• Greg.  I find your analysis extremely accurate from my limited experience in the campaign.  God, I hope someone in a decision making capacity is reading AND comprehending your insights.

  • comment on a post In response to 'Strip-mining the Grassroots' over 7 years ago

    There is a great difference between working hard and working smart. Doing both will work better at winning elections.

  • MoveOn experience rant.

    I was thrilled to get linked to the blog on 2004 efforts.  Catharsis is nice. Learning from mistakes is even better.   As Greg may feel, I'm not yet confident that past mistakes will lead to adequate changes.

    2004 was my first real partisan political campaign but I have over 25 years of professional grassroots organizing experience behind me. (obviously I'm one of the older organizers that got hired).  

    Overall, my experience with GRI was negative, based on nearly all of Greg's reasons.  But, my experience with MoveOn was mostly positive given:

    1.  A chance to be part of something with such great possibility.
    2.  I was in NH where we helped turn a Red state (2000) into a Blue state (2004).
    3.  The quality of the other young field organizers I worked with.  Extraordinary people!
    4.  A clear, measurable and workable strategy. (even if it had serious flaws in hindsight)
    5.  The latest in organizing technology (sometimes too late)
    6.  The access to an incredible deep, committed and talented MoveOn membership.

    I agree with the response of `Democratic Courage.'  "MoveOn.org has probably done more than any other organization to build a lasting grassroots-based progressive movement." I've worked with over a dozen progressive non-profits and few of them had  any clue about the enormous value of relational data bases, web organizing and grassroots empowerment.

    My negative experiences with MoveOn had most to do with a few people in `management' positions which clearly didn't listen to volunteer or organizer concerns, or see any value in the grassroots organizing experience of others. I got far more accomplished by ignoring some of my managers directions/orders/suggestions that clearly weren't working in the field.  Eventually sensible instructions came from the top down but not in time to help some of the younger professionals who may have worried more about their future resume than actively resisting orders that weren't helping them meet the objectives.

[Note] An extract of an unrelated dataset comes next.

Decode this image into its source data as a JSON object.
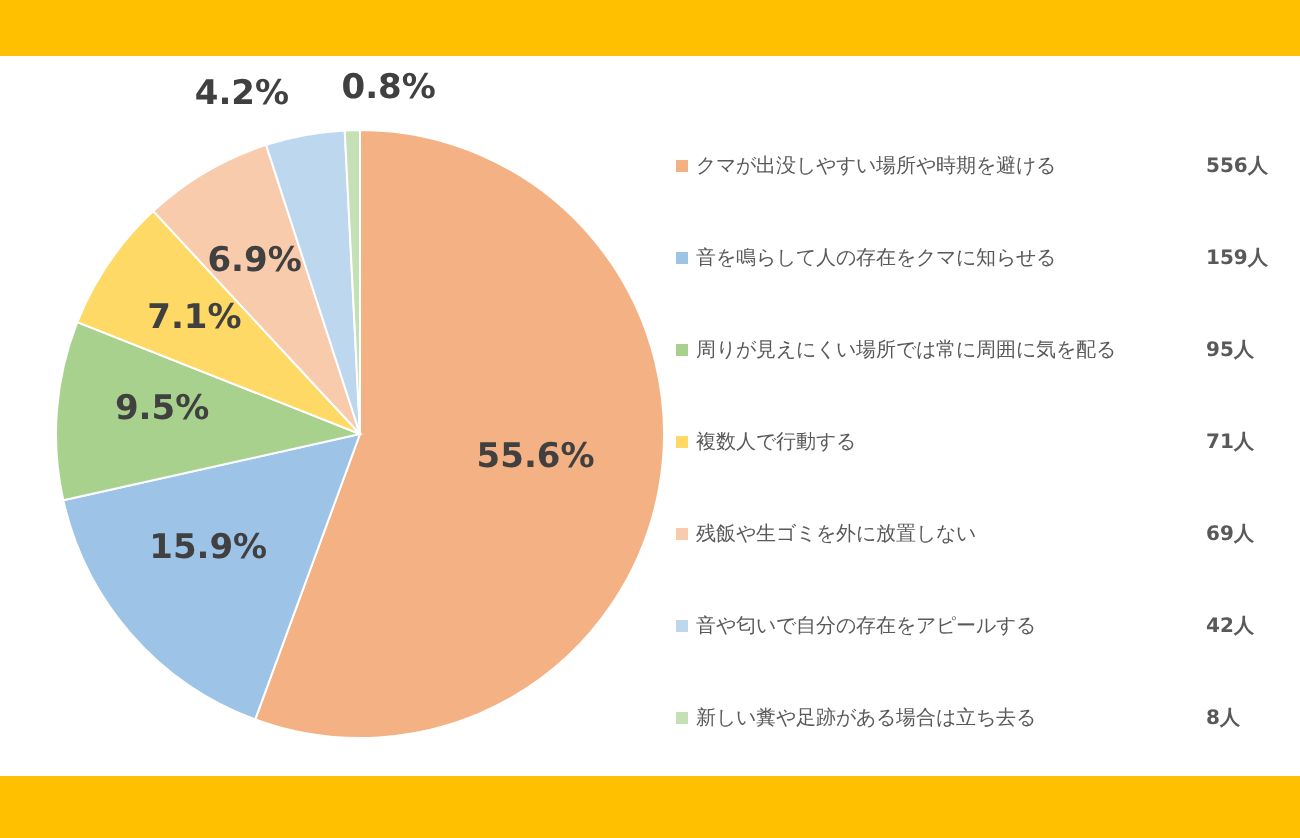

    My greatest disappointment however, comes from the Democratic party regarding its failure to effectively frame election issues (within the context of national security).  I've also been writing a book (started long before 9-11 and even the Hart Ruddman Commission) regarding the serious threats to our nation's security and what it will take to make Americans both safe and free.  (Many progressives still don't get it).
    I remember trying to get this idea through to MoveOn's upper management `issues people' but was blocked by some youngster staffer who thought is was more important for me to follow MoveOn's anemic issues script than suggest important changes.  He threatened to removing me from the final list of 500 organizers.  I agreed to talk the party line but told him that if we lose this election because of a failure to move voters on important issues I was going to haunt him in his dreams. (I hope he's having nightmares .)

    I encourage people to learn about the GOPs `Voters Vault" (a sophisticated data base) that helps them recruit, manage and organize their recruiters, voters and volunteers.   Dems/liberals/progressives still have much yet to learn about picking and framing issues.    I'm not sure we will see these essential changes in 2006.  

    I am sure they won't ask for my opinion.

    Chuck (former chair of the United Nations Association Council of Organizations representing over 100 progressive US based non-profit organizations and professional associations with over 25 million US members).